Bir zamanlar avlulu evlerde, meyve ağaçlarının gölgesinde, komşulukla yoğrulan sıcak bir hayat vardı. Misket, saklambaç, yakar top gibi oyunlar ve özgür çocukluk günleri…
Eskiden hayat, avlulu evlerin huzurunda, dallarından meyve toplanan ağaçların gölgesinde yaşanırdı. Komşuluk, dostluk, oyunlar ve paylaşım dolu günler, çocukluğumuzun en kıymetli hazineleriydi. Sabah evden çıkıp gece yarısında dönmek, kapı önünde acıkan karnı doyurmak, misket oynamak, saklambaçta saklanmak… Hepsi birer anı, hepsi birer kaybolan güzellik.
AH O ESKİ GÜNLER NE DE GÜZELDİ
Avlusunda su kuyusu bulunan evler vardı.
İncir
Nâr
Ayva
Erik
Dut
Kiraz
Asma Üzüm
Tavuk ve civciv olmazsa olmaz bir zenginlikti bir çok evde.
Birbirimizin ağzından yerdik ve her derdimizi bilirdik birbirimizin.
Misket
Yakar top
Ebelemece
Kuka
Saklambaç
Kızlı erkekli oynanan
Evcilik oyunları vardı.
Kimin kapısında acıkırsak orada doyardı karnımız.
Sabah evden çıkar, gece 12’de ismimiz çığlık atılınca eve döner, niye duymuyorsun diye ince bir fırça atılırdı, hepsi buydu.

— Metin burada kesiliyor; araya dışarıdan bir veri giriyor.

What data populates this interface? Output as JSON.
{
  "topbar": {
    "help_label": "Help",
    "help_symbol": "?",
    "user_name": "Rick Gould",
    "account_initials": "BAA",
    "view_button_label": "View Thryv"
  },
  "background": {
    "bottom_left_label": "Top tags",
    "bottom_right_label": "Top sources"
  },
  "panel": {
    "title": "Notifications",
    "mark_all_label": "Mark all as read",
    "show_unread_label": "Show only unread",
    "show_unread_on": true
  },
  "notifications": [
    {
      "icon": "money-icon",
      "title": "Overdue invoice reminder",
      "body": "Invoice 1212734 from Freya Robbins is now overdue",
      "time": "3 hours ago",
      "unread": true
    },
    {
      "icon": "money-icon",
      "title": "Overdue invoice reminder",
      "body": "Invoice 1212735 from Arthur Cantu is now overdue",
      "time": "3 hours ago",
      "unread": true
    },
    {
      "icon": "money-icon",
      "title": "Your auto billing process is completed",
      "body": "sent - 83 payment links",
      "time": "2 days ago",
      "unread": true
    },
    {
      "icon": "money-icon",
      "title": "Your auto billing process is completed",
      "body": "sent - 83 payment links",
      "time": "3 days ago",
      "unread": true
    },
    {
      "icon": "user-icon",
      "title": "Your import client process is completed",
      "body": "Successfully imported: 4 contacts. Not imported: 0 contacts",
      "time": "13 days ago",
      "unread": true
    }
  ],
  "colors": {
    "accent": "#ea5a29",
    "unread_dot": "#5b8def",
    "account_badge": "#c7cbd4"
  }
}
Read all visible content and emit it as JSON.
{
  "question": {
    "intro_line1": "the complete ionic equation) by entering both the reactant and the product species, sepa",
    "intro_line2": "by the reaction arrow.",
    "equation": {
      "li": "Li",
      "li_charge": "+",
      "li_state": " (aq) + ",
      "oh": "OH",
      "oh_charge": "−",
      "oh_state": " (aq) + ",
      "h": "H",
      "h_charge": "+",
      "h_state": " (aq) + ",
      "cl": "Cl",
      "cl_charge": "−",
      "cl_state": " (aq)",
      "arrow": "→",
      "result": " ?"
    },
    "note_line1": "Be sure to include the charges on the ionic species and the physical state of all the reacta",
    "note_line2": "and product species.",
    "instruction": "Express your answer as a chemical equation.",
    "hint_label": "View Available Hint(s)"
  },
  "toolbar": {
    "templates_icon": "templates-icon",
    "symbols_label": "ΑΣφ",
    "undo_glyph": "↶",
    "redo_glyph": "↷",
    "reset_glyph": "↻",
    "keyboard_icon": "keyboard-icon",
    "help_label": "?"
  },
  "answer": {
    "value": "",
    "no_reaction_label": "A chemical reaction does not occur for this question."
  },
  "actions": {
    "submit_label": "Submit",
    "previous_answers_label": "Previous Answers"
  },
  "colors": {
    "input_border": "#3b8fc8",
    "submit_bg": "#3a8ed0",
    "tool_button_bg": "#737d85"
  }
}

Mis gibi hayattı kısacası herkes için.
Anneler hafif, çocuklar özgürdü.
Yaşıyorduk bu hayatı.
Ağaçlar meyveler birer birer azaldıkça özgürlüğümüzden de çalındı sanki.
Sahi ya.
Nereye gitti bu kocaman hayatlar.
6 inç bir ekrana sığdı hayatlarımız.
Yanyana oturduğumuz insanın gözüne bakmadan, günler harcayıp, oh ne güvenli bir yaşam diye yuttuk bunu.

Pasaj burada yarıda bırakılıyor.